Fields of Collins Place, Finglas West, Dublin 11, pleaded guilty at Dublin Circuit Criminal Court to harassment, threat to kill and contravention of a protection order on April 9th, 2020. He also admitted an additional threat to kill, threatening a witness and another contravention of a protection order on November 21st, 2020.

Fields has 184 previous convictions relating to breaches of an order, criminal damage, trespass, road traffic offences, burglary, theft and drug offences.

Judge Melanie Greally suspended the final 2½ years of an operative eight-year prison term.

The woman later told the gardaí that her children had been in her home at the time of Fields calling to the house and she was concerned he would come back and carry out the threats.

That night he continued to call the woman saying that he would “do time” over her and he was going to end her life and her partner’s life, calling her “a little snitch”.

Gardaí arrested Fields that night after they found him hiding in a wardrobe in his home. An empty jerry can was found in his car. He made no comment during the subsequent interview with gardaí and has been in custody since.

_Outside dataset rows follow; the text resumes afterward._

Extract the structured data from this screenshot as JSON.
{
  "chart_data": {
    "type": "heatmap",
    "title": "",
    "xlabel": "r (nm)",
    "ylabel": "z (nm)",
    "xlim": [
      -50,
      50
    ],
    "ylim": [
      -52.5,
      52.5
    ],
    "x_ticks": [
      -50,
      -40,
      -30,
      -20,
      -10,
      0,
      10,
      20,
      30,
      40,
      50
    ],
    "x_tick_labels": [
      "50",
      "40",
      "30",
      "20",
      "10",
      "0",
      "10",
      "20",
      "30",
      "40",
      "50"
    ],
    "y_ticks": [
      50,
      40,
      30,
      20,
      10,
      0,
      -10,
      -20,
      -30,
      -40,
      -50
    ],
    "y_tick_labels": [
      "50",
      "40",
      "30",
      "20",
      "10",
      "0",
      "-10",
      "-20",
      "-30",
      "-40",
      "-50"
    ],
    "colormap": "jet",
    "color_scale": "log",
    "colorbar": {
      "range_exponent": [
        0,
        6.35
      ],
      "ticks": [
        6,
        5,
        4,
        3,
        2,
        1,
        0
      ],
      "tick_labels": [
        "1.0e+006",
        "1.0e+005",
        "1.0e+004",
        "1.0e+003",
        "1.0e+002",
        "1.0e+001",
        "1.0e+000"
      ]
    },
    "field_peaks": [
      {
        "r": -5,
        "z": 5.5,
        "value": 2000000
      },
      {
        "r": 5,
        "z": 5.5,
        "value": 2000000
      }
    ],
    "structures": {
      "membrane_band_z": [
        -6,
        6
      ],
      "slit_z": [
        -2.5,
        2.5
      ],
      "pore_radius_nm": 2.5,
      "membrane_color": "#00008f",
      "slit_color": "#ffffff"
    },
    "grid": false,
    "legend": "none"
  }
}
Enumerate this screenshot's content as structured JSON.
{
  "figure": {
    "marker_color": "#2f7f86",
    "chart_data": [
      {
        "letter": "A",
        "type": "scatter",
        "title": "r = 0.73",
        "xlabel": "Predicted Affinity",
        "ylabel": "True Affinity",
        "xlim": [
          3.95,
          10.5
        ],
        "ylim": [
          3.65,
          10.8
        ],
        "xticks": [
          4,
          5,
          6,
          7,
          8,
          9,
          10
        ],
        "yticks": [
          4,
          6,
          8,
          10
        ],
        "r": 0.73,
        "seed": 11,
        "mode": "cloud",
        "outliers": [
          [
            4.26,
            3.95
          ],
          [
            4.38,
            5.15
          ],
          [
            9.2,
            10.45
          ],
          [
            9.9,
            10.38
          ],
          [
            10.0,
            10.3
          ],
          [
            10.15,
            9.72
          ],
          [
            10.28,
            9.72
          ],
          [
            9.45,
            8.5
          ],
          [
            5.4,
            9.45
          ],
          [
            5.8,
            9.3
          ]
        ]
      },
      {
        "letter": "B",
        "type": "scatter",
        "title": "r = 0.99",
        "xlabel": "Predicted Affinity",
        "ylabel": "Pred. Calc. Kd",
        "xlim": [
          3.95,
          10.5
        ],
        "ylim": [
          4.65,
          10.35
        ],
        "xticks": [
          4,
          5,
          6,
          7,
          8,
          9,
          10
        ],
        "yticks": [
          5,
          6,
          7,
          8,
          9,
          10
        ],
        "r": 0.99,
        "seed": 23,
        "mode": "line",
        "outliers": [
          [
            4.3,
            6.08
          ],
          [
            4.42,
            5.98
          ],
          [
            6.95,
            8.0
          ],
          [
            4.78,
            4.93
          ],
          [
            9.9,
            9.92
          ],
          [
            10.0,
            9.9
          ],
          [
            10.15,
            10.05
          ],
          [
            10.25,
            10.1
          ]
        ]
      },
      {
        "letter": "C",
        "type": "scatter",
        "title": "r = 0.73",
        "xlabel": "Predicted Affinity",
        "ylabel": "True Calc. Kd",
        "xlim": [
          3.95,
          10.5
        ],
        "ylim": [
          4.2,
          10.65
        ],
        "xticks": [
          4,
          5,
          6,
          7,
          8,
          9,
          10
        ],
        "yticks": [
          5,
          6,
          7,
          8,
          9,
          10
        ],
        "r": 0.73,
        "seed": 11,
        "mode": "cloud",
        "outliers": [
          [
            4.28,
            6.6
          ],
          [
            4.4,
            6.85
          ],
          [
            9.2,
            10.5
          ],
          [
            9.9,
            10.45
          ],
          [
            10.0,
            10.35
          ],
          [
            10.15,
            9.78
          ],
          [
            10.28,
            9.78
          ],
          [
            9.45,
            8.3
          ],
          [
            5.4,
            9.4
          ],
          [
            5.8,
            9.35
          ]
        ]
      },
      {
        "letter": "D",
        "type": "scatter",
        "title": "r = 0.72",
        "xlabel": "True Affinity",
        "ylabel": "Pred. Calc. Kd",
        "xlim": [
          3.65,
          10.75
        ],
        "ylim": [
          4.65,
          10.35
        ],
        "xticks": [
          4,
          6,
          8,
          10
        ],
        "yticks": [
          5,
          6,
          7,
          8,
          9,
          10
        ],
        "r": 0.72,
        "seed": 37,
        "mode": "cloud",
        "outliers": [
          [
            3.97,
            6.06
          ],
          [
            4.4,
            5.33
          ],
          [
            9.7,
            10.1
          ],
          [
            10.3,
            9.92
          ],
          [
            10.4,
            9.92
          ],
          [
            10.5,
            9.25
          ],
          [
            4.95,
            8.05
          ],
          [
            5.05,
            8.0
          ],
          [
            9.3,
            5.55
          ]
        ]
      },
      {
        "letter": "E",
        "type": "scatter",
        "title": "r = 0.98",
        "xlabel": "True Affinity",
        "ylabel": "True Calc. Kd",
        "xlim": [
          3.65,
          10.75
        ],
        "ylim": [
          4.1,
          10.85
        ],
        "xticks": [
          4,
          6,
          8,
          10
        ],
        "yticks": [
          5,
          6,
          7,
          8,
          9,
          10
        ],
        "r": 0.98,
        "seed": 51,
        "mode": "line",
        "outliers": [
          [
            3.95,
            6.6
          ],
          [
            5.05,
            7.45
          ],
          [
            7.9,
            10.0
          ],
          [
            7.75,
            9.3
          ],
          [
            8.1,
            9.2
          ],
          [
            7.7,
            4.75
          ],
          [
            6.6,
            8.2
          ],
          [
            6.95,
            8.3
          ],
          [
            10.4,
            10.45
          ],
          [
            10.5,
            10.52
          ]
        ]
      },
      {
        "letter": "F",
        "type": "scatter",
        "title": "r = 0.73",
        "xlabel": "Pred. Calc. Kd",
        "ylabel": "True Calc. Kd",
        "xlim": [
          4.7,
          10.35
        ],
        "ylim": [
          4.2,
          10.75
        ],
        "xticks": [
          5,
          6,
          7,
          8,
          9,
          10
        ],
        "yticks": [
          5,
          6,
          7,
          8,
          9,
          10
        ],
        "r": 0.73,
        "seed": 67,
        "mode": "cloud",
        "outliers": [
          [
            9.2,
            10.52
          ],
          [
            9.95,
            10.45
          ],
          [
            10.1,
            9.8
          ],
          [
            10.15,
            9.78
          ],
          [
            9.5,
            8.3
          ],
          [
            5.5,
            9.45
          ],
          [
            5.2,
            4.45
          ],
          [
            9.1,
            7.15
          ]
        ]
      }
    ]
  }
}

Mr Collins read the woman’s victim-impact statement into the record stating that she moved out of her mother’s home because of Fields’s earlier harassment. She said her situation would be “very different” were it not for Fields but she hoped prison would do him some good and give him time “to sort his head out”.

She said Fields put “a lot of fear on me and my family”. She said she still wanted him to have a relationship with his daughter but she added “he is not in the right frame of mind at the moment”.

Rebecca Smith, defending said her client had “an exceptionally difficult upbringing”. She said his parents were “chronic drug addicts” with whom he had no contact as a child and he was raised by his grandparents.

Counsel said her client was diagnosed with behavioural problems and began drinking alcohol and smoking cannabis. He was placed in care at the age of 14 and at 18 he “essentially went onto the streets”.

Ms Smith said he reconnected with his mother when he was aged 19, but she died of an overdose in 2014. She said his grandparents were still alive, but were unable to visit him in prison due to the restrictions.